Social media channels are being used to encourage employees to walk out next week in protest over the cost-of-living crisis and soaring profits at energy firms.
North Sea oil workers are poised to engage in wildcat strike action next week, with proposals to down tools and stop work at 1PM on 8th September. Messages have been spreading online asking for staff to get involved in the hope of sending a clear message out about the spiralling cost of living crisis, in which energy is a key driving force.

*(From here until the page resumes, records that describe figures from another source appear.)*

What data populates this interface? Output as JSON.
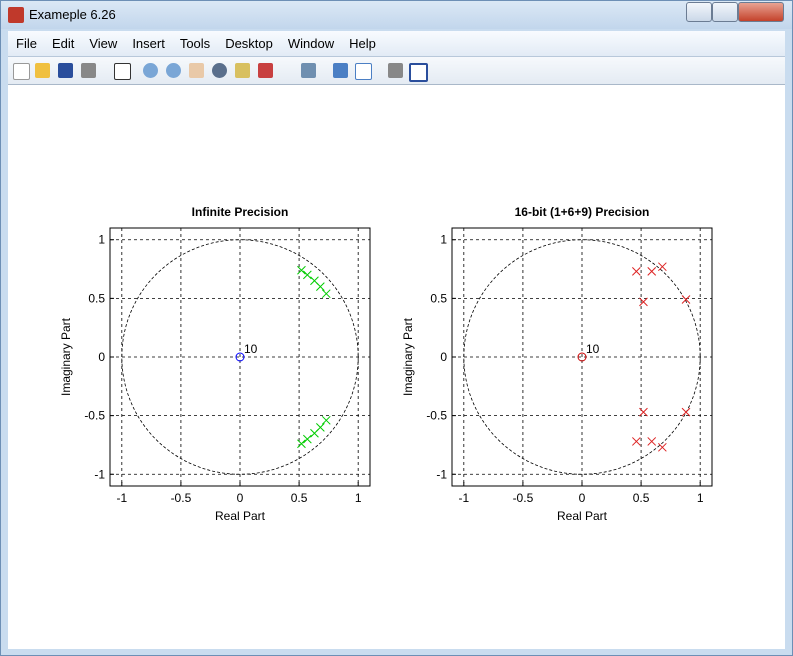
{
  "window": {
    "title": "Exameple 6.26",
    "menu": [
      "File",
      "Edit",
      "View",
      "Insert",
      "Tools",
      "Desktop",
      "Window",
      "Help"
    ]
  },
  "chart_data": [
    {
      "type": "scatter",
      "title": "Infinite Precision",
      "x_label": "Real Part",
      "y_label": "Imaginary Part",
      "xlim": [
        -1.1,
        1.1
      ],
      "ylim": [
        -1.1,
        1.1
      ],
      "xticks": [
        -1,
        -0.5,
        0,
        0.5,
        1
      ],
      "yticks": [
        -1,
        -0.5,
        0,
        0.5,
        1
      ],
      "grid": true,
      "series": [
        {
          "marker": "o",
          "color": "#0000ff",
          "x": [
            0
          ],
          "y": [
            0
          ],
          "multiplicity": [
            10
          ]
        },
        {
          "marker": "x",
          "color": "#00cc00",
          "x": [
            0.52,
            0.57,
            0.63,
            0.68,
            0.73,
            0.52,
            0.57,
            0.63,
            0.68,
            0.73
          ],
          "y": [
            0.74,
            0.7,
            0.65,
            0.6,
            0.54,
            -0.74,
            -0.7,
            -0.65,
            -0.6,
            -0.54
          ]
        }
      ]
    },
    {
      "type": "scatter",
      "title": "16-bit (1+6+9) Precision",
      "x_label": "Real Part",
      "y_label": "Imaginary Part",
      "xlim": [
        -1.1,
        1.1
      ],
      "ylim": [
        -1.1,
        1.1
      ],
      "xticks": [
        -1,
        -0.5,
        0,
        0.5,
        1
      ],
      "yticks": [
        -1,
        -0.5,
        0,
        0.5,
        1
      ],
      "grid": true,
      "series": [
        {
          "marker": "o",
          "color": "#cc0000",
          "x": [
            0
          ],
          "y": [
            0
          ],
          "multiplicity": [
            10
          ]
        },
        {
          "marker": "x",
          "color": "#dd2222",
          "x": [
            0.46,
            0.59,
            0.68,
            0.52,
            0.88,
            0.46,
            0.59,
            0.68,
            0.52,
            0.88
          ],
          "y": [
            0.73,
            0.73,
            0.77,
            0.47,
            0.49,
            -0.72,
            -0.72,
            -0.77,
            -0.47,
            -0.47
          ]
        }
      ]
    }
  ]
}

According to industry news site Energy Voice, Contractors working for the energy services firms Wood, Bilfinger and Stork are said to be involved in the action, while trade body Offshore Energies UK (OEUK) has appealed for people not to engage with the action – which would be the second set of wildcat strikes in the sector so far this year – and instead ‘follow the official channels’ to voice grievances. Profits from Wood’s Norwegian operations alone have tripled in the past four years.
Those behind the proposed strikes are said to be unhappy with differences between pay for onshore and offshore staff, along with conditions set out in the Energy Services Agreement calculation given record profits posted by major energy firms current reaping the benefits of historically high gas and oil prices.
The largest of those companies based in the UK, BP, was expecting to pay more than £1bn in taxes this year before an additional windfall tax was announced as a result of the soaring profits, meaning the final figure is expected to be significantly higher, despite a large writedown following the giant’s exit from Russia. In 2021, reports show the firm paid $127m in UK tax based on profit, but was given refunds of $50m for decommissioning. The first tax payment to the UK for its North Sea operations in years, 12 months prior the company received a $42m tax rebate.
Earlier this year, the climate charity Ashden condemned the UK government’s plans for further expansion of North Sea oil operations.